Suasana di Lebanon semakin mencekam, terutama setelah ledakan bom yang beberapa kali terdengar di dekat tempat kerjanya. Meski bosnya di spa sempat menganggap bahwa situasi tersebut "sudah biasa," bagi Dek Sri yang baru pertama kali mendengar ledakan, kondisi itu terasa sangat menakutkan.
“Bos bilang perang itu biasa di sana, tapi saya tidak tahan. Saya sudah melaporkan keinginan untuk pulang berkali-kali, tetapi kontrak kerja dua tahun membuat saya sulit keluar dari situasi itu,” ungkapnya.
Dengan keberanian yang akhirnya terkumpul, Dek Sri bersama dua rekan sesama pekerja migran asal Buleleng, Bali, melapor ke Kedutaan Besar Republik Indonesia (KBRI) di Lebanon, meminta bantuan untuk pulang. Setelah menunggu dua bulan, pihak KBRI menjemput mereka di Beirut dan memfasilitasi pemulangan mereka ke Tanah Air.
“Saat dijemput KBRI, bos saya tidak bisa berbuat banyak. Akhirnya saya langsung kemas barang-barang untuk pulang, meskipun tidak bisa membawa banyak,” jelasnya.

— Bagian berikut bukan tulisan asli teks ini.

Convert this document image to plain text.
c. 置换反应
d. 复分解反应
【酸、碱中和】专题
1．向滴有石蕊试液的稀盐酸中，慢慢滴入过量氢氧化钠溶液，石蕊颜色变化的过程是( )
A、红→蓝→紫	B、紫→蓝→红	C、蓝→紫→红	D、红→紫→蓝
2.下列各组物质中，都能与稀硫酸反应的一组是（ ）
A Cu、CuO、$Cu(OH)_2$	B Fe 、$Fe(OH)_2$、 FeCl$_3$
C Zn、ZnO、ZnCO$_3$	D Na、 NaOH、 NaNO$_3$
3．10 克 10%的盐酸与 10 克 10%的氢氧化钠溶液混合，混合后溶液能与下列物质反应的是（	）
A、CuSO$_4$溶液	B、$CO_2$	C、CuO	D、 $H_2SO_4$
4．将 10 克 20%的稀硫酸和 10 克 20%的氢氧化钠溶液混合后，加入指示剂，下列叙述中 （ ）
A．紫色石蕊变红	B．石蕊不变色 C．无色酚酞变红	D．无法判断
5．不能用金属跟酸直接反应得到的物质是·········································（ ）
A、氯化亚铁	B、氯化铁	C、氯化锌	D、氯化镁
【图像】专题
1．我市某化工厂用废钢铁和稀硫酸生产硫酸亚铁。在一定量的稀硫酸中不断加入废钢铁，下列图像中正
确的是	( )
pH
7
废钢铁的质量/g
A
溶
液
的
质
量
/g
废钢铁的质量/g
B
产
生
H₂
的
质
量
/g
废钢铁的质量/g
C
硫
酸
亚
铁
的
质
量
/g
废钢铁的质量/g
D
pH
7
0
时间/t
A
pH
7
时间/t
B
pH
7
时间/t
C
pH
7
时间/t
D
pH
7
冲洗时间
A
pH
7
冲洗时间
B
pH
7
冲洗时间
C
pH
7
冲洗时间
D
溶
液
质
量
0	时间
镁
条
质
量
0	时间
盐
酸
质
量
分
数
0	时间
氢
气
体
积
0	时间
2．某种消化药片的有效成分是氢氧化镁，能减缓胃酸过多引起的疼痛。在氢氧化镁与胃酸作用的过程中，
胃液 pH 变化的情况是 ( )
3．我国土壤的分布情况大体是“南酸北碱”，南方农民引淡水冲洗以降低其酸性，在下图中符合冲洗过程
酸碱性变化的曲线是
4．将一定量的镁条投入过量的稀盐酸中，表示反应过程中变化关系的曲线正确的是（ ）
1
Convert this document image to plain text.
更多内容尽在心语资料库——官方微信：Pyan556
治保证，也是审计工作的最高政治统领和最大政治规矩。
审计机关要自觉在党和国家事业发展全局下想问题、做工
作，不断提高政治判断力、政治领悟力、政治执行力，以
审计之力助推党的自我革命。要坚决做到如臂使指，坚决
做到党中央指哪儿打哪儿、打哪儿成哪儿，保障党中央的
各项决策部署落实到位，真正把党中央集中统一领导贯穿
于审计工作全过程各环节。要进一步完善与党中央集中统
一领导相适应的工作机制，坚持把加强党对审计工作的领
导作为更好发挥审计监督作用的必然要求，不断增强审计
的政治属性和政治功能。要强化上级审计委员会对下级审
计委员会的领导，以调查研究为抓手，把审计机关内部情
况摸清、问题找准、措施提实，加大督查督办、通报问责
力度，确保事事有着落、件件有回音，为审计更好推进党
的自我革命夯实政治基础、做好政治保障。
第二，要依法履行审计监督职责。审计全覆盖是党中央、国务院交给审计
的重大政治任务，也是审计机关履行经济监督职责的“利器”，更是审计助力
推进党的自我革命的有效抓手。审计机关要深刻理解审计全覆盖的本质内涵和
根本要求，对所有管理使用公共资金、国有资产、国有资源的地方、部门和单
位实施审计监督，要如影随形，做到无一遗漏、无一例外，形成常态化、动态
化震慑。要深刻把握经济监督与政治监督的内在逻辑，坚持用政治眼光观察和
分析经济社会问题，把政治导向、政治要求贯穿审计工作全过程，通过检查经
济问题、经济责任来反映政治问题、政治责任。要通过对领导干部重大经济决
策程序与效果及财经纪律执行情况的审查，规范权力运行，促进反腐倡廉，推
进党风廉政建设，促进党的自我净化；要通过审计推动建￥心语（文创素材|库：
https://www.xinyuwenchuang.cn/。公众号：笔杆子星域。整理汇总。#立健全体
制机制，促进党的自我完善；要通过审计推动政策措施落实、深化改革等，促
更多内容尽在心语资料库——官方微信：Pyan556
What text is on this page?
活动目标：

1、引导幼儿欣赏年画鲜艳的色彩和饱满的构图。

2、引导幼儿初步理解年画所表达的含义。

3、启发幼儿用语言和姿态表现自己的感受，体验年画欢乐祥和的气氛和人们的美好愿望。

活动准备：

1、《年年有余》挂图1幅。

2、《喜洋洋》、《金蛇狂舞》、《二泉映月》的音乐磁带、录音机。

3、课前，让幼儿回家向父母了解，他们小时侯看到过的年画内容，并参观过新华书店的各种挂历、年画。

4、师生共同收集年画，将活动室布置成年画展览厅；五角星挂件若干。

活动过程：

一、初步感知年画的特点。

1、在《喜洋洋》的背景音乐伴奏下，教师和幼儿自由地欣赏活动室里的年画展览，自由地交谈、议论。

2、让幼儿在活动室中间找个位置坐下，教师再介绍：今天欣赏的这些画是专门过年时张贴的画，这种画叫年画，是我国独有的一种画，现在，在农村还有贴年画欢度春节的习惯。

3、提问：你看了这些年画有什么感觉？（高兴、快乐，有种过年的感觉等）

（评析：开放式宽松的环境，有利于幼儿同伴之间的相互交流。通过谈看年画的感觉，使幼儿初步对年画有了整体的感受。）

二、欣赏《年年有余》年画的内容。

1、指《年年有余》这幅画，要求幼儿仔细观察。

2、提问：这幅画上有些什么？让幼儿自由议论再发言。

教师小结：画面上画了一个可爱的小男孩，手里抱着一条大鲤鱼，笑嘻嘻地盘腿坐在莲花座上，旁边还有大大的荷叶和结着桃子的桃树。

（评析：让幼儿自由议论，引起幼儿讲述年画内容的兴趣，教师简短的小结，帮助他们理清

Dek Sri meninggalkan sebagian barangnya di Lebanon, hanya membawa surat-surat penting, pakaian, dan beberapa stok makanan. Meskipun bekerja selama 1,5 tahun di sana, keinginannya untuk memperbaiki nasib dan membantu keluarga di kampung halaman menjadi dorongan utama.
Setiap bulan, ia rutin mengirim uang untuk membantu keluarganya, terutama ibunya, Ni Wayan Ariani (45), yang bekerja majejaitan, dan ayahnya yang bekerja sebagai buruh bangunan.
“Uang yang saya kirim digunakan untuk membayar hutang dan menata rumah. Belum lama ini kami berhasil memasang batu sikat di halaman rumah, sebelumnya masih tanah dan becek saat hujan,” ucap Dek Sri, mengenang jerih payahnya selama bekerja di negeri orang.
Meski niat awalnya adalah untuk meningkatkan kesejahteraan keluarga, kondisi di Lebanon yang semakin memburuk membuat Dek Sri merasa tidak nyaman dan terancam. Keputusannya untuk pulang bukanlah hal yang mudah, tetapi akhirnya menjadi pilihan yang paling aman bagi dirinya.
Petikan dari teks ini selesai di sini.